Attorney General Eric Holder has abetted the AP in what the New York Post calls its “year-long, non-stop hit-job” on the NYPD. Holder said that he was “troubled” by the news agencies’ allegations—but he wasn’t troubled enough to pick up the phone and discuss the program with Commissioner Kelly or Mayor Mike Bloomberg, both of whom have adamantly defended the program and the department’s conduct. A Department of Justice “review” of the NYPD program prompted by 34 congressional requests is apparently turning up little. Ditto the CIA’s internal inquiry, prompted in part by the AP’s constant requests for comment on its own stories. The CIA review concluded that the agency hadn’t broken any laws and hadn’t engaged in domestic spying. Its sole criticism was that the agency had failed to supervise adequately an officer assigned to the NYPD. Shocking!
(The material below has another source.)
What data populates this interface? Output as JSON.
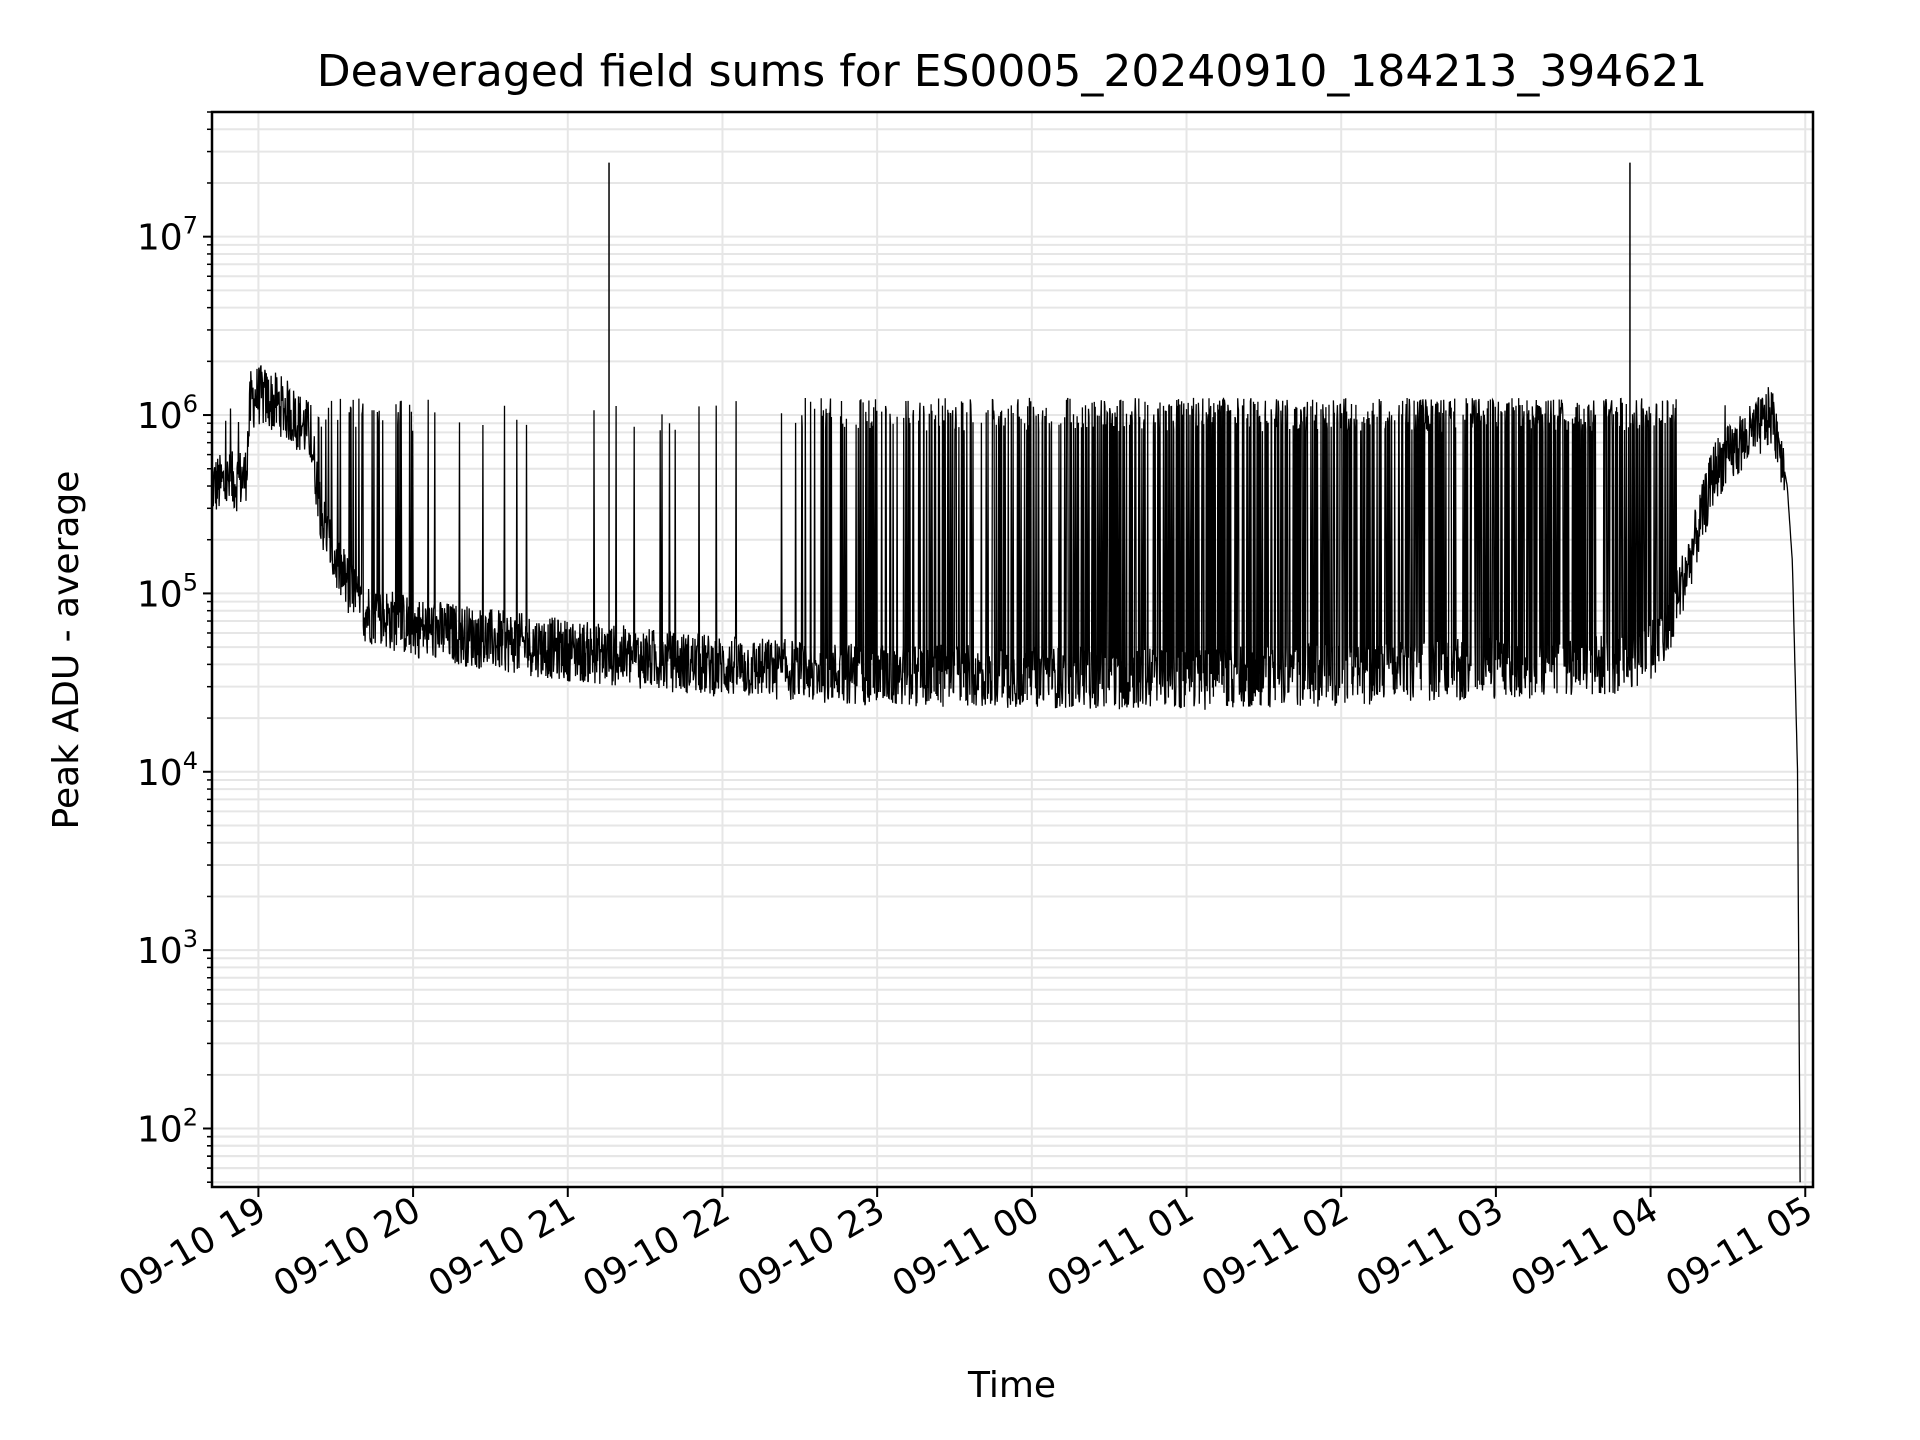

Say one thing for the Pulitzer jury: its timing was exquisite. As its prizes were announced, the trial of three homegrown Muslim militants accused of trying to carry out the most serious assault on the city since 9/11 got under way in a federal courthouse in Brooklyn. On Monday, one of the confessed terrorists, Zarein Ahmedzay, testified that the three young men, all former classmates at a high school in Queens, had considered bombing movie theaters, Grand Central Terminal, and Times Square before deciding in 2009 on a suicide mission in the subway. On Tuesday, Najibullah Zazi, the plot’s mastermind, told the court that he had grown to believe that the force behind 9/11 was “America itself.” The third member of the group—Adis Medunjanin, the only one to deny the charges—says that he didn’t want to carry out a suicide mission in the subway; he only wanted to defend innocent Muslims from American soldiers fighting abroad. Medunjanin, who attended Queens College, had been active in the Muslim Student Association, by the way—one of the organizations that the AP criticized the NYPD for monitoring.

Even the Pulitzer panel could not bring itself to echo the AP’s baseless suggestions of NYPD illegality. In its citation, it credited the AP with “spotlighting” the NYPD’s “spying program,” noting that it had resulted in “congressional calls for a federal investigation, and a debate over the proper role of domestic intelligence gathering.” That’s not the way most New Yorkers see it. A recent Quinnipiac poll showed overwhelming support for both the NYPD’s efforts—which have helped thwart 14 terrorist plots against the city, police say—and its methods. The poll shows that 58 percent of New Yorkers disagree with the AP’s claim that the NYPD “has unfairly targeted Muslims.” Over 80 percent call the NYPD “effective in combating terrorism.”

Most New Yorkers saw the AP campaign for what it was: manufactured news that played to left-wing stereotypes about police and law enforcement excesses. And as the New York Post suggested, the prize says more about the state of mainstream journalism than about the NYPD. Fortunately, New Yorkers don’t depend on either the AP or the Pulitzer jury to keep their city safe.